I turned the corner and nearly jumped out of my skin, for there she was, no more than fifty yards away. Her wrists were thin, her black hair shone. There was an urgency about the way she moved. Something clear-cut too. Defined. To see her on the street, with people all around her, was like seeing a knife in a drawer of spoons. I had long since come to a standstill, and I was smiling, not just at her beauty, but at the beauty of coincidence. Who was it who wrote that chance provides us with exactly what we need?

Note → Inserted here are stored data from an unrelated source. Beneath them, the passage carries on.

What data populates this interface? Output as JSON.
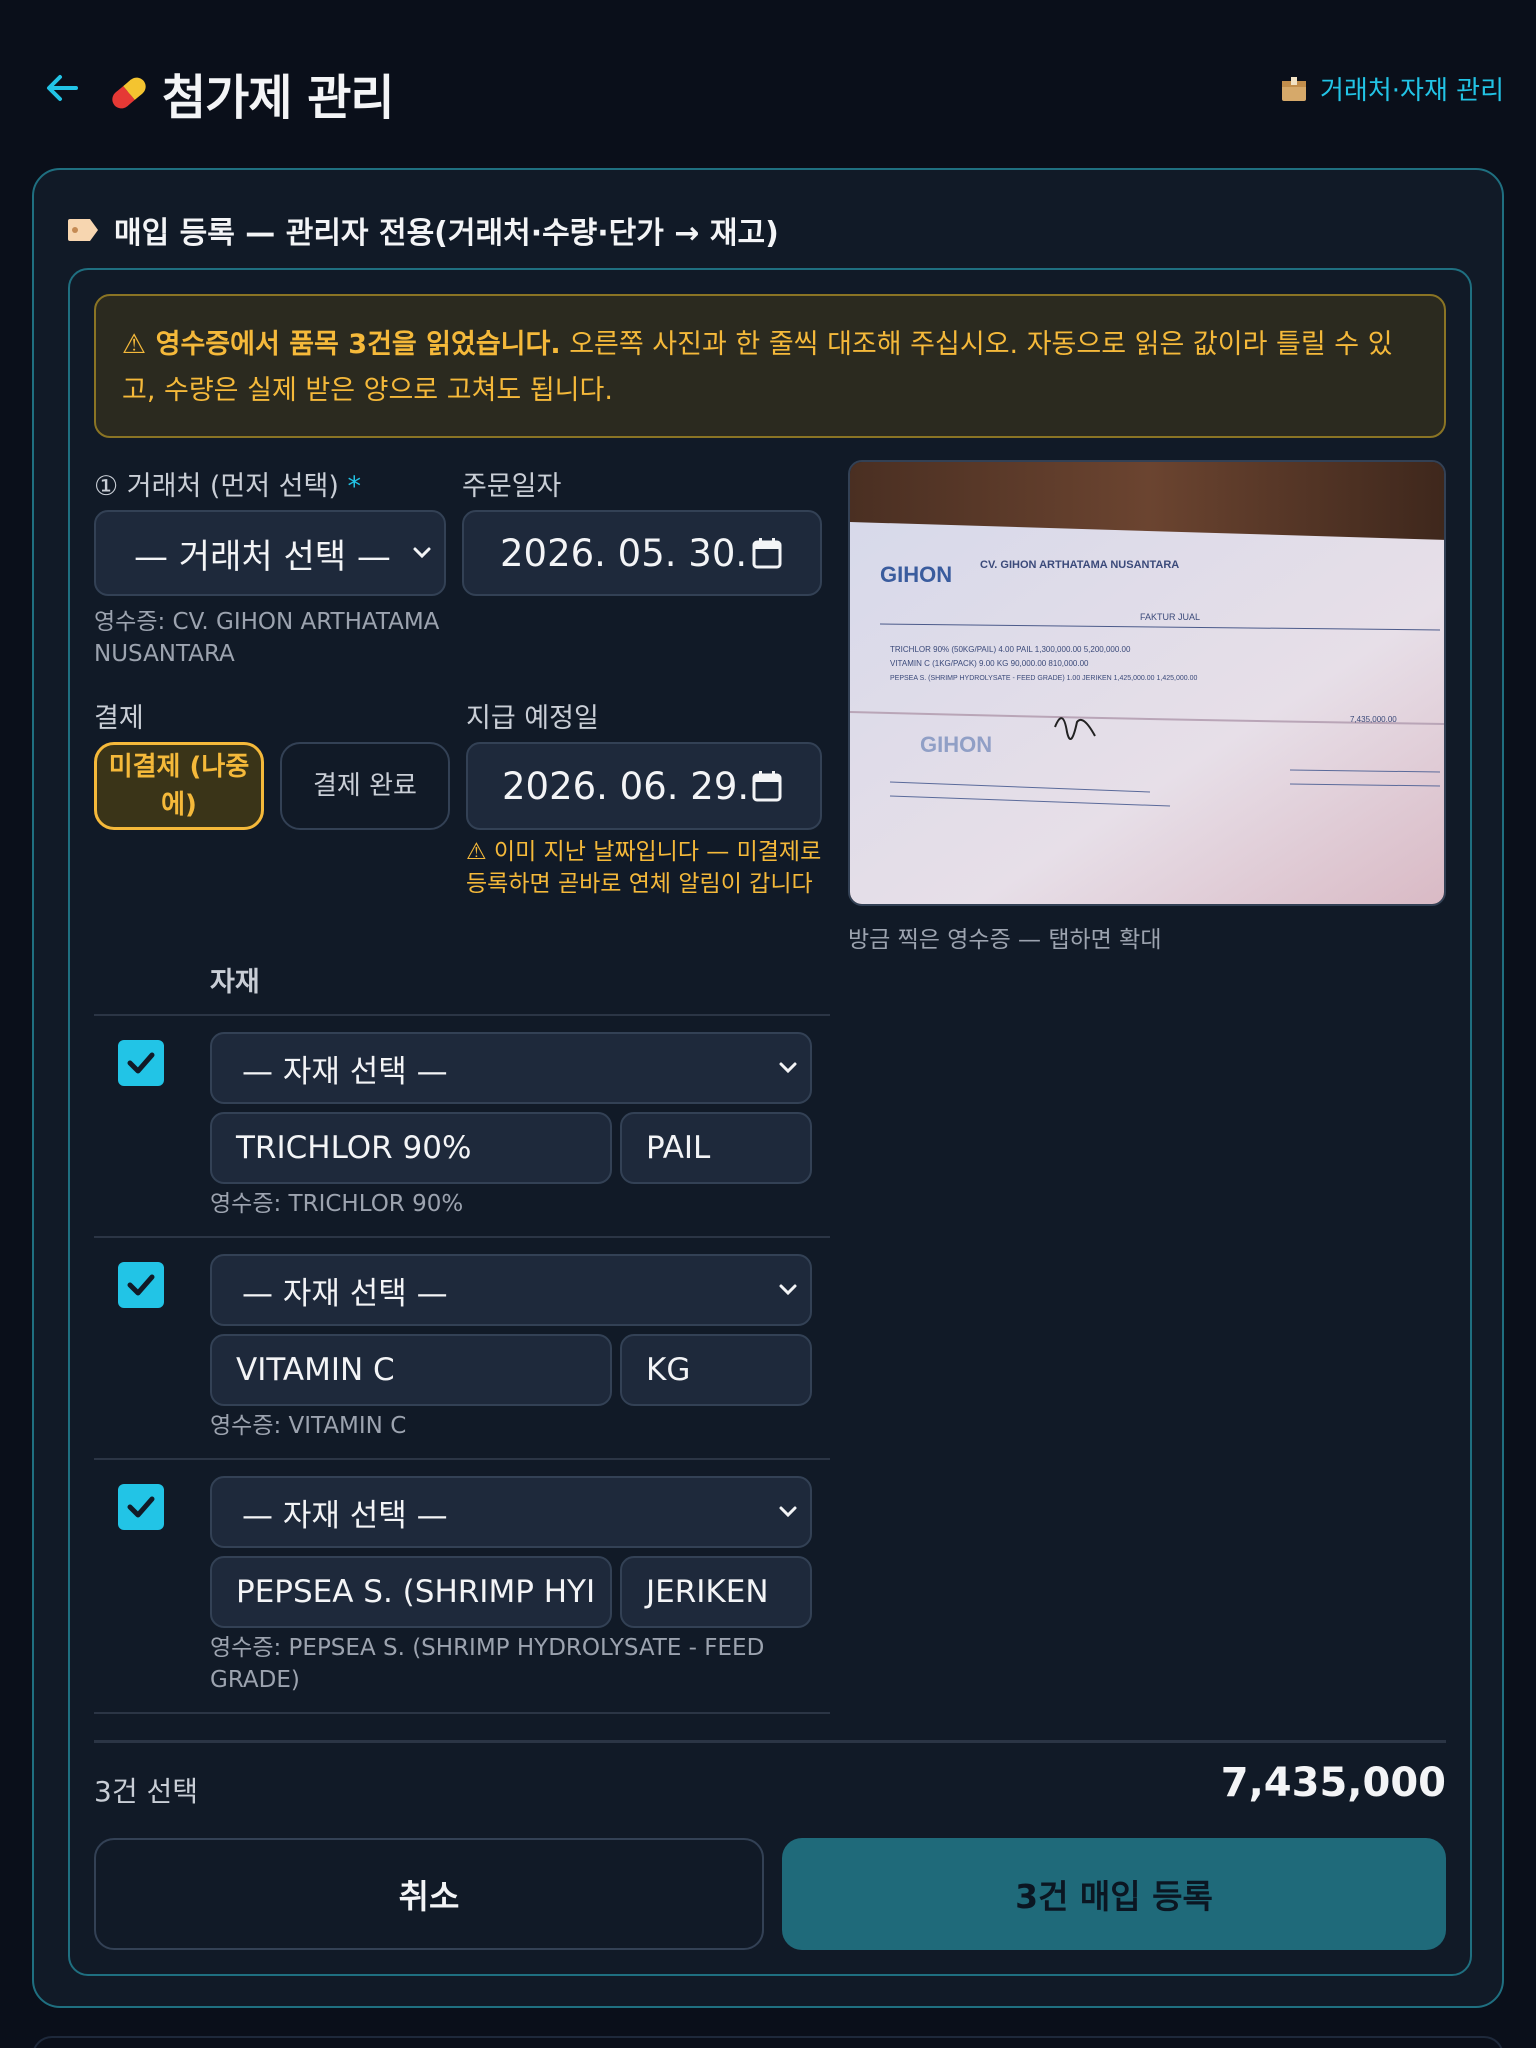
{
  "header": {
    "title": "첨가제 관리",
    "vendor_link": "거래처·자재 관리"
  },
  "section": {
    "title": "매입 등록 — 관리자 전용(거래처·수량·단가 → 재고)"
  },
  "warning": {
    "bold": "⚠ 영수증에서 품목 3건을 읽었습니다.",
    "text": " 오른쪽 사진과 한 줄씩 대조해 주십시오. 자동으로 읽은 값이라 틀릴 수 있고, 수량은 실제 받은 양으로 고쳐도 됩니다."
  },
  "vendor": {
    "label": "① 거래처 (먼저 선택)",
    "required_mark": "*",
    "value": "— 거래처 선택 —",
    "receipt_hint": "영수증: CV. GIHON ARTHATAMA NUSANTARA"
  },
  "order_date": {
    "label": "주문일자",
    "value": "2026. 05. 30."
  },
  "payment": {
    "label": "결제",
    "unpaid_label": "미결제 (나중에)",
    "paid_label": "결제 완료"
  },
  "due_date": {
    "label": "지급 예정일",
    "value": "2026. 06. 29.",
    "warning": "⚠ 이미 지난 날짜입니다 — 미결제로 등록하면 곧바로 연체 알림이 갑니다"
  },
  "photo": {
    "caption": "방금 찍은 영수증 — 탭하면 확대",
    "receipt_company": "CV. GIHON ARTHATAMA NUSANTARA",
    "receipt_heading": "FAKTUR JUAL",
    "receipt_lines": [
      "TRICHLOR 90% (50KG/PAIL)   4.00  PAIL    1,300,000.00   5,200,000.00",
      "VITAMIN C (1KG/PACK)       9.00  KG        90,000.00     810,000.00",
      "PEPSEA S. (SHRIMP HYDROLYSATE - FEED GRADE)  1.00  JERIKEN  1,425,000.00  1,425,000.00"
    ],
    "receipt_total": "7,435,000.00"
  },
  "items": {
    "column_header": "자재",
    "rows": [
      {
        "checked": true,
        "select": "— 자재 선택 —",
        "name": "TRICHLOR 90%",
        "unit": "PAIL",
        "receipt": "영수증: TRICHLOR 90%"
      },
      {
        "checked": true,
        "select": "— 자재 선택 —",
        "name": "VITAMIN C",
        "unit": "KG",
        "receipt": "영수증: VITAMIN C"
      },
      {
        "checked": true,
        "select": "— 자재 선택 —",
        "name": "PEPSEA S. (SHRIMP HYI",
        "unit": "JERIKEN",
        "receipt": "영수증: PEPSEA S. (SHRIMP HYDROLYSATE - FEED GRADE)"
      }
    ]
  },
  "footer": {
    "selected_count": "3건 선택",
    "total": "7,435,000",
    "cancel_label": "취소",
    "submit_label": "3건 매입 등록"
  },
  "colors": {
    "accent": "#22c4e6",
    "warning": "#f5b93a",
    "background": "#0a0f1a",
    "card": "#111a27",
    "border": "#1f6f80"
  },
  "icons": {
    "back": "arrow-left-icon",
    "title": "pill-icon",
    "vendor_link": "box-icon",
    "section": "tag-icon",
    "date": "calendar-icon",
    "select": "chevron-down-icon",
    "check": "checkmark-icon"
  }
}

When she noticed me, she slowed down, adjusting the basket she was carrying. She seemed startled, even a little bewildered, as though the possibility that I might appear had not occurred to her.
‘I didn’t expect it to happen like this,’ I said.
‘I’m sorry?’
Her voice, which I had just heard for the first time, was low and smoky. What would it sound like if she said my name? Or if she said she loved me? But what was I thinking? Was I drunk? Well, yes. Obviously.
‘To be honest, I didn’t expect it to happen at all,’ I said. ‘I’ve been looking for you everywhere, but I’d just about given up.’
‘So how did you find me?’
‘Pure luck — though, oddly enough, I was thinking about you when you appeared.’
‘Perhaps you’re imagining things. Perhaps I’m not really here.’ She seemed wistful, as if what she was saying might actually be true.
‘What’s your name?’
‘Faustina.’
We moved on along the street, past a place known for its fried fish. We crossed the Mercato Vecchio. The setting sun threw our shadows down in front of us, hers touching mine, though we were still strangers to each other.